A jusante, também os consumidores empurram as empresas na direção certa, ainda que tenham de arcar com parte dos custos da transição. “O custo da inovação tem de ser imputado aos produtos”, sublinhou Rui Miguel Nabeiro. “Por exemplo, a nossa cápsula biodegradável: é um material escasso e substancialmente mais caro do que o plástico comum. Ainda que a empresa abdique de pate da margem, é impossível fazer a transição sem que parte do custo não vá para o consumidor.” Dito isto, continuou, as empresas têm a obrigação de ir mais longe do que os consumidores pedem, nomeadamente ajudando os seus fornecedores a serem mais sustentáveis.
A tecnologia tem igualmente um papel importante a desempenhar, defendeu, por seu lado, Ana Casaca, Global Head of Innovation da GALP. “Vamos ter de desenvolver novas tecnologias para chegarmos à neutralidade carbónica. 50% das soluções para a neutralidade carbónica não existem ou estão em fase muito embrionária.” Mas é um percurso que terá de ser acompanhado por uma evolução do processo legislativo, que ajude a acelerar a transição. “A Comissão Europeia clarificou que 30% das baterias de lítio terão de ser produzidas de forma sustentável na Europa. Mas não temos na Europa minas nem unidades de conversão. Uma mina de cobre demora 15 anos a ser licenciada. Vai ser preciso acelerar todo o pacote legislativo de licenciamento. E as empresas do setor energético terão um papel não de vilão mas sim de criação de valor, para todos juntos termos um mundo mais sustentável e equitativo”, disse Ana Casaca, recordando o plano da Galp de ser neutra em carbono até 2050 e de aplicar metade dos seus investimentos em novas energias, entre 2021 e 2025.

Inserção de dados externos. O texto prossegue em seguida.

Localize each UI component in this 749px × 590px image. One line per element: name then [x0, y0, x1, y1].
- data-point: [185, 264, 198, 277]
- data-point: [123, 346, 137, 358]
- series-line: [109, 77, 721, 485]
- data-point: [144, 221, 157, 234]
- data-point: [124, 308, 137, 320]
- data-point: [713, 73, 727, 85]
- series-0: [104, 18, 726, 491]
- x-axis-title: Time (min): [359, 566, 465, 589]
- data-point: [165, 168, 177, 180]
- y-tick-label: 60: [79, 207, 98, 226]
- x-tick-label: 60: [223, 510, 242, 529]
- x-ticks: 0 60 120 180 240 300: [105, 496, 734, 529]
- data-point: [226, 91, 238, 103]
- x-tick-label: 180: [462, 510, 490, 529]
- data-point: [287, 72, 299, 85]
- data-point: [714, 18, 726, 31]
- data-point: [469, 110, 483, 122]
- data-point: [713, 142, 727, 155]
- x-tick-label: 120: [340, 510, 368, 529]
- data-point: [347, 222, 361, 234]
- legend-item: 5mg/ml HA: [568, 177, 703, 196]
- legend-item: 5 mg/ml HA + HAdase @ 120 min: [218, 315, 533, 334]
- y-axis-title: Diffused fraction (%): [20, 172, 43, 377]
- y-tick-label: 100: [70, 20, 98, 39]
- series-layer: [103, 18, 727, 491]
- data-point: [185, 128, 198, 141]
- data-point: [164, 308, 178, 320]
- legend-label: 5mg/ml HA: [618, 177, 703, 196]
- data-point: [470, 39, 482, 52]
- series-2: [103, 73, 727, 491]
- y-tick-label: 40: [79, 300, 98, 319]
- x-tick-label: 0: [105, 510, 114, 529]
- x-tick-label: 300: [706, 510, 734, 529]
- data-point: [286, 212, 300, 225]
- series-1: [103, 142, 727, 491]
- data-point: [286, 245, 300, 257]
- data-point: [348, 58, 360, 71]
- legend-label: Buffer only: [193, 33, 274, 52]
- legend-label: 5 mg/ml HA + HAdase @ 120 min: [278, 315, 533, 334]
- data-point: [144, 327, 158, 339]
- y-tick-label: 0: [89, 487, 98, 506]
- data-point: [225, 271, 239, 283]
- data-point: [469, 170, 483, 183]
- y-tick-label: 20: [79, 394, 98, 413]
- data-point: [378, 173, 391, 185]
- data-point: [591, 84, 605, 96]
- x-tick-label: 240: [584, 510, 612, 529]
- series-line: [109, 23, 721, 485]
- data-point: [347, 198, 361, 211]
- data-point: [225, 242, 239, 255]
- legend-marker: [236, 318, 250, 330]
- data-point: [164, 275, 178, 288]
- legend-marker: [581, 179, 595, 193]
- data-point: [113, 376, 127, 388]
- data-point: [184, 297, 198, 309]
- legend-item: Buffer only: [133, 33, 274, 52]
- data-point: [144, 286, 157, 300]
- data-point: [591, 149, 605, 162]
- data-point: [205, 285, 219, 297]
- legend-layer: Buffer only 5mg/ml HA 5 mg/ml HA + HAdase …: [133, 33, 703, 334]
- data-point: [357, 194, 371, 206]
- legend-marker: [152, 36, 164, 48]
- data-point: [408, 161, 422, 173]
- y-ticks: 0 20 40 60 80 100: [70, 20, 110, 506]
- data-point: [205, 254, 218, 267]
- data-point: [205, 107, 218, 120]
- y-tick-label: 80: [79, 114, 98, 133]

Finalmente, José Furtado, presidente do Grupo Águas de Portugal, destacou o papel dos objetivos ESG na estratégia central das empresas. “Aprendemos a valorizar ativos inatingíveis, como a marca, o conhecimento e a reputação. Dentro do ESG estão também ativos inatingíveis. Não é uma opção. São atributos distintivos das empresas que permitem a sua valorização, limitar riscos e danos. É o que a torna sólida. A empresa tem de cuidar de um conjunto de circunstâncias. Anão pode estar for disso, independentemente dos ruídos de ocasião.”
No caso do grupo que dirige, apontou, os três parâmetros ESG estão bem identificados. “Ambiente: alterações climáticas, esgotamento dos recursos e qualidade da água. Social: equidade no acesso aos serviços de interesse geral, o espaço de realização pessoal e profissional dos trabalhadores e saúde pública. E Governance é um assunto critico porque prestamos um serviço de interesse geral. São tudo dimensões que estão presentes no nosso espaço de compromisso. O ESG enfatiza-os.”